3
votes

In WebRTC we have MediaStream and MediaStreamTrack interfaces.

MediaStreamTrack represents a audio or video stream of a media source. So a consumer like video or audio tag can simply take an MediaStreamTrack object and and get the stream from it. So what is the need for MediaStream interface?

According to official documentation, MediaStream synchronises one or more tracks. Does that mean it combines multiple streams from tracks and produces a single stream so that we have video data with audio?

For example: Does a video tag read the stream from MediaStream object or reads streams from the individual tracks?

This concept is not explained clearly anywhere.

Thanks in advance.

1

1 Answers

2
votes

MediaStream has devolved into a simple container for tracks, representing video and audio together (a quite common occurrence).

It doesn't "combine" anything, it's merely a convenience keeping pieces together that need to be played back in time synchronization with each other. No-one likes lips getting out of sync with spoken words.
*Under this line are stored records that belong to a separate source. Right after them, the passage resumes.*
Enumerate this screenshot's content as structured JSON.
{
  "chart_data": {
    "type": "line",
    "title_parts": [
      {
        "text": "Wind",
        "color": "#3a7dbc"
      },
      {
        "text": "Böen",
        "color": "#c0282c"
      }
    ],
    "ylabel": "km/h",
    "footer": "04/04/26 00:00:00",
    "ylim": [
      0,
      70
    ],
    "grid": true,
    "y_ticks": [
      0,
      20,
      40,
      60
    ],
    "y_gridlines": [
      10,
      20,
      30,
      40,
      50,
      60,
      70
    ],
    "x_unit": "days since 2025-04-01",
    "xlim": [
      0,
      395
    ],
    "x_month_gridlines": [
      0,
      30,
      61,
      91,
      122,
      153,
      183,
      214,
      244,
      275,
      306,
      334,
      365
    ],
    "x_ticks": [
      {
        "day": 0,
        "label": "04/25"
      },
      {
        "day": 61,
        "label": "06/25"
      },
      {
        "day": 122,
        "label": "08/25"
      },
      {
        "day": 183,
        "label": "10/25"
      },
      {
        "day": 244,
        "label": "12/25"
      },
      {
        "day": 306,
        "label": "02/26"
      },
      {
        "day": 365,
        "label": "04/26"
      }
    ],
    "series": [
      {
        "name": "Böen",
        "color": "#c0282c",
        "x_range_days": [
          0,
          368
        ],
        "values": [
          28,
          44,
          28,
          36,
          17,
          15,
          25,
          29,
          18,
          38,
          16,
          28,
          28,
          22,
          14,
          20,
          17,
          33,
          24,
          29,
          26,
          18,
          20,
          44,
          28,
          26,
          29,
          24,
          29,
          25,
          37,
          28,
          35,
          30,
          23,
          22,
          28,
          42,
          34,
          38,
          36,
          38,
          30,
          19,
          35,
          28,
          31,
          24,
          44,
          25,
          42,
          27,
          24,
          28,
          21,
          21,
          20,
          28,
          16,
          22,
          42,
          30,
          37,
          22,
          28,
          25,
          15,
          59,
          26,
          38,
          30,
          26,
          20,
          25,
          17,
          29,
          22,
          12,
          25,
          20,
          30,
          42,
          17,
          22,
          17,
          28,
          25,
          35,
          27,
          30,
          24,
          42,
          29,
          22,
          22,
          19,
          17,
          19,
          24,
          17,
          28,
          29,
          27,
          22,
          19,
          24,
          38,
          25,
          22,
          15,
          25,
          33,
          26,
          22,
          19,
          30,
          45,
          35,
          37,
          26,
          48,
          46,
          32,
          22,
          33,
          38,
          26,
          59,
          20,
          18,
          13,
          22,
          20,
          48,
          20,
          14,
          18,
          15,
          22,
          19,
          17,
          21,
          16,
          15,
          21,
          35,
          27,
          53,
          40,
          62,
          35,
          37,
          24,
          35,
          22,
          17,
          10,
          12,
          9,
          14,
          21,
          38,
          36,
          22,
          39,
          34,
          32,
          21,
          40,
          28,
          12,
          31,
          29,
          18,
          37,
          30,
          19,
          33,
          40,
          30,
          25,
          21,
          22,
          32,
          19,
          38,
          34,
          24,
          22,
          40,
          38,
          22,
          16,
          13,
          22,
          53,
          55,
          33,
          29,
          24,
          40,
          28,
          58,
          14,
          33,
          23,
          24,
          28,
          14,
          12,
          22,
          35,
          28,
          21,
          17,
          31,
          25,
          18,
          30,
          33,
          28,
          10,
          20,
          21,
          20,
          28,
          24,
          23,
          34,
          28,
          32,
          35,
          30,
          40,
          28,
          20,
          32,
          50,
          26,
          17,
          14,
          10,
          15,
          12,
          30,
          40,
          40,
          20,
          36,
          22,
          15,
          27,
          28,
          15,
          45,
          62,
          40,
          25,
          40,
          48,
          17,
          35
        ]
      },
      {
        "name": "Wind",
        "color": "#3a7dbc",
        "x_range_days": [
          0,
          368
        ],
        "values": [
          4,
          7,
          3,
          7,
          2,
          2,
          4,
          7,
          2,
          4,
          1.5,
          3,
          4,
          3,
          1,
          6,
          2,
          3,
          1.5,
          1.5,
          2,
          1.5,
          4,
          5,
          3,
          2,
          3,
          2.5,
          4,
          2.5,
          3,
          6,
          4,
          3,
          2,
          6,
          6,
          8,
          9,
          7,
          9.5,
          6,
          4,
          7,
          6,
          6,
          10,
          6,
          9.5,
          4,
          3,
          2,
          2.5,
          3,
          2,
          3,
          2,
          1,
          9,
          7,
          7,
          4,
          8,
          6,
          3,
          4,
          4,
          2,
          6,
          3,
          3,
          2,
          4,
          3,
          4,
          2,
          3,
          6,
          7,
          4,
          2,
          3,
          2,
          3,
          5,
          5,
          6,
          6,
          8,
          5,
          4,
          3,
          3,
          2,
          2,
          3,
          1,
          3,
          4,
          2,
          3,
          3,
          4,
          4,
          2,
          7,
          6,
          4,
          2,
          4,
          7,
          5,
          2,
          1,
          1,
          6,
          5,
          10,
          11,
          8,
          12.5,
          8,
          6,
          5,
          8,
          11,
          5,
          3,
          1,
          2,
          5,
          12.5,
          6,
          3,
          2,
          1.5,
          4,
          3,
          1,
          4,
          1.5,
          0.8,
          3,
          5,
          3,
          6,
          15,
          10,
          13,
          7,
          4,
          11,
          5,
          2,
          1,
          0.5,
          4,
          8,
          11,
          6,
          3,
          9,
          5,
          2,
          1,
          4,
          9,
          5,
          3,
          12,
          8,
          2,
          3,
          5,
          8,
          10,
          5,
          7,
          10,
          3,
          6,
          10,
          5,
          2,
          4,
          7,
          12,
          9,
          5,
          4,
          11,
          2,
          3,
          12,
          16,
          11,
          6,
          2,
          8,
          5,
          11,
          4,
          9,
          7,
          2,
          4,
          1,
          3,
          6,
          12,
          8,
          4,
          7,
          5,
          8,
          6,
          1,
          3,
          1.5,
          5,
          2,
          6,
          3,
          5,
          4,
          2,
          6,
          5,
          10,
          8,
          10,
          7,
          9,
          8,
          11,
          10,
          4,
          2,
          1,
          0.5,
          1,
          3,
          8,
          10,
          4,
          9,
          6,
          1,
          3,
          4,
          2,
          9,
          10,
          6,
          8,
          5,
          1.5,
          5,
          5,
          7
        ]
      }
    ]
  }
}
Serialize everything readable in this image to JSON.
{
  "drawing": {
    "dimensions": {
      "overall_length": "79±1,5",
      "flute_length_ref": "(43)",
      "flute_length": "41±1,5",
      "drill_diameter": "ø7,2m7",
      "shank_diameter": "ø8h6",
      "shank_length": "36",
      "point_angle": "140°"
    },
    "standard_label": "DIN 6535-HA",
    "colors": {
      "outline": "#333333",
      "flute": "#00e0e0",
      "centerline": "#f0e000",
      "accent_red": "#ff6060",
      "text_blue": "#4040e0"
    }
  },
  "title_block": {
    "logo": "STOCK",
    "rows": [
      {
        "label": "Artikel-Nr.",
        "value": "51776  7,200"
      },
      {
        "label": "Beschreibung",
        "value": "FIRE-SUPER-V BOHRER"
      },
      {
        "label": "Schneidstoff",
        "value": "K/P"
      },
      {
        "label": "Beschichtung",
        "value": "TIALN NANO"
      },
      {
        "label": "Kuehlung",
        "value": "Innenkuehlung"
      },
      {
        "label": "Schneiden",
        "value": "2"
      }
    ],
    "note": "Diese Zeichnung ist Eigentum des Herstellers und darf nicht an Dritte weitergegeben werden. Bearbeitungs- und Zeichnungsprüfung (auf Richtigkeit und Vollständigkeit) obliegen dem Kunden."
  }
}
It's not even really technically needed, but it's a useful semantic in APIs for:

  • Getting output from hardware with camera and microphone (usually video and audio), and
  • Connecting it (the output) to a sinc, like the html video tag (which accepts video and audio).
  • Reconstituting audio and video at the far end of an RTCPeerConnection that belong together, in the sense that they should generally be played in sync with each other (browsers have more information about expectations on the far end this way, e.g. if packets from one track are lost but not the other).

Whether this is a useful abstraction may depend on the level of detail you're interested in. For instance the RTCPeerConnection API, which is still in Working Draft stage, has over the last year moved away from streams as inputs and outputs to dealing directly with tracks, because the working group believes that details matter more when it comes to transmission (things like tracking bandwidth use etc.)

In any case, going from one to the other will be trivial:

var tracks = stream.getTracks();
console.log(tracks.map(track => track.kind)); // audio,video
video.srcObject = new MediaStream(tracks);

once browsers implement the MediaStream constructor (slated for Firefox 44).